La drôle de paix. Chronique d'un effondrement annoncé, d'un burn-out du capitalisme mondialisé

Photo: Destruction by Thomas Cole/Wikimedia


  • Déclenchement de l'effondrement.
Voici un bouchon gigantesque en Pennsylvanie. Près de 10000 personnes qui se ruent pour un grand show à l'américaine ? Non, des milliers de personnes qui font la queue à la banque alimentaire. On retrouve le même "spectacle" à San Antonio au Texas et partout ailleurs aux États-Unis. À ce jour près de 17 millions de personnes ont perdu leur emploi en trois semaines. On estime à 45 millions le nombre d'américains qui seront au chômage d'ici quelques mois. Début mars,, j'annonçais 60 millions de chômeurs en plus à travers le monde suite à cette "crise" du coronavirus. J'étais largement en-dessous, et pourtant dieu sait que je suis une annonciateur de très mauvaises nouvelles. 
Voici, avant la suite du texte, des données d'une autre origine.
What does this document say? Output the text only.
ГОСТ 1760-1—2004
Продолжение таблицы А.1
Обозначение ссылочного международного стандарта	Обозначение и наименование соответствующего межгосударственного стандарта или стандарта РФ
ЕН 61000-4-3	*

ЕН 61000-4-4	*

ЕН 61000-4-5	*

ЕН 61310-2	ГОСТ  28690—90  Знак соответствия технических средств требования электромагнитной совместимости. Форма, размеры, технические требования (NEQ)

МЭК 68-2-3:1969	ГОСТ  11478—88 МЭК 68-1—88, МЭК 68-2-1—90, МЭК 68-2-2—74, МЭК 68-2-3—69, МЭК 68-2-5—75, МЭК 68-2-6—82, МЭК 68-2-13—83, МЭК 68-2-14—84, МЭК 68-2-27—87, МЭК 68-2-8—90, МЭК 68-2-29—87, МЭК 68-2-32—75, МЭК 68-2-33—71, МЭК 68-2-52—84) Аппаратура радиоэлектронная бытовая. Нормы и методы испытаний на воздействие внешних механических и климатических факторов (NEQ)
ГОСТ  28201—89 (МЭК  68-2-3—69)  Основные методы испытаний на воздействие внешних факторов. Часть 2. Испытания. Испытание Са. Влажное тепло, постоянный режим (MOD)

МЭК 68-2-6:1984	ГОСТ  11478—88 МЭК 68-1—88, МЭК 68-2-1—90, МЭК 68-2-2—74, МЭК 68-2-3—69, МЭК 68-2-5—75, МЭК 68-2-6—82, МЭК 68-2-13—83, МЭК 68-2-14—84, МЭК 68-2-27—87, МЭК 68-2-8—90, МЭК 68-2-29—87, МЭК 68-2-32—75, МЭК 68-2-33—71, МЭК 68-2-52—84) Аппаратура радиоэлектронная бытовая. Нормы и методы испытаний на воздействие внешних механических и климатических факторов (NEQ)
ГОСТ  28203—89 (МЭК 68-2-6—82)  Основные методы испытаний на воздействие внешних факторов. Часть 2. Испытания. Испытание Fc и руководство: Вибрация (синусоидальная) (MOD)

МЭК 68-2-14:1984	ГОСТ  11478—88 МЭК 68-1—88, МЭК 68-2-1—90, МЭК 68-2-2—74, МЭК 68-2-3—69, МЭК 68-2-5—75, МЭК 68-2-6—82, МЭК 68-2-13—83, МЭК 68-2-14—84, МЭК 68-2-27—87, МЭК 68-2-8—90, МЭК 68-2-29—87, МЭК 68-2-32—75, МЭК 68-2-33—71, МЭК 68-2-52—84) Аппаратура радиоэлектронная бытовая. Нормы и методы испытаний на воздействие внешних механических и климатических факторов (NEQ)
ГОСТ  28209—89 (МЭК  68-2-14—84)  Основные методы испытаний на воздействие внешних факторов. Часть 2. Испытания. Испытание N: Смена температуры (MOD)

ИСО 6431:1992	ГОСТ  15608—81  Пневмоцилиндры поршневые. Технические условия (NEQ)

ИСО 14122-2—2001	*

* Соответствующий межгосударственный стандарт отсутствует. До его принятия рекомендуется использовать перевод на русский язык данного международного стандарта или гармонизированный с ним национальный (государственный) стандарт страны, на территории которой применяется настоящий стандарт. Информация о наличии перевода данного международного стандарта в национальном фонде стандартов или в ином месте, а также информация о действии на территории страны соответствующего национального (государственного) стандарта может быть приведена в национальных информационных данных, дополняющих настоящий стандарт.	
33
Jamais dans l'Histoire de ce pays, y compris après la crise de 1929, un tel phénomène ne s'était produit. En réalité, aux États-Unis comme partout dans le monde, nous sommes tous plongés dans une crise 25/30 fois plus puissante que celles de 29 ou de 2008. Nous ne vivons pas dans un régime de guerre contrairement à la logorrhée assénée par nos valeureux dirigeants. Un régime de guerre implique des armées qui combattent d'autres armées. Nous avions en France en 1939-1940 ce qu'on appela la "drôle de guerre". Les soldats français bien plantés sur leur ligne Maginot faisaient face à leurs confrères allemands sans qu'il se passe rien. L'attente. L'ennui. La certitude que ça suffirait à canaliser les ardeurs de l'ennemi. 
  • La drôle de paix. 
Aujourd'hui nous sommes dans ce que j'appelle la drôle de paix. Des centaines de millions de personnes sont confinées pour canaliser une pandémie. Pour gagner du temps, pour ne pas engorger les hôpitaux et les morgues. On attend, on s'ennuie, on déprime ou on fait semblant d'être peinard et d'occuper nos journées au mieux. Beaucoup d'entre nous tablent sur un redémarrage certes difficile mais un redémarrage de l'économie. C'est pourtant le contraire qui va se passer. Bien sûr, il y aura un rebond au moment du déconfinement. Ce qui était fermé et donc rouvert sera investi par les consommateurs, du moins ceux qui n'auront pas laissé toutes leurs économies dans la "bataille" et pire, ceux, qui déjà avant cette crise, ne parvenaient pas par millions à finir leur mois avec les revenus qu'ils percevaient. 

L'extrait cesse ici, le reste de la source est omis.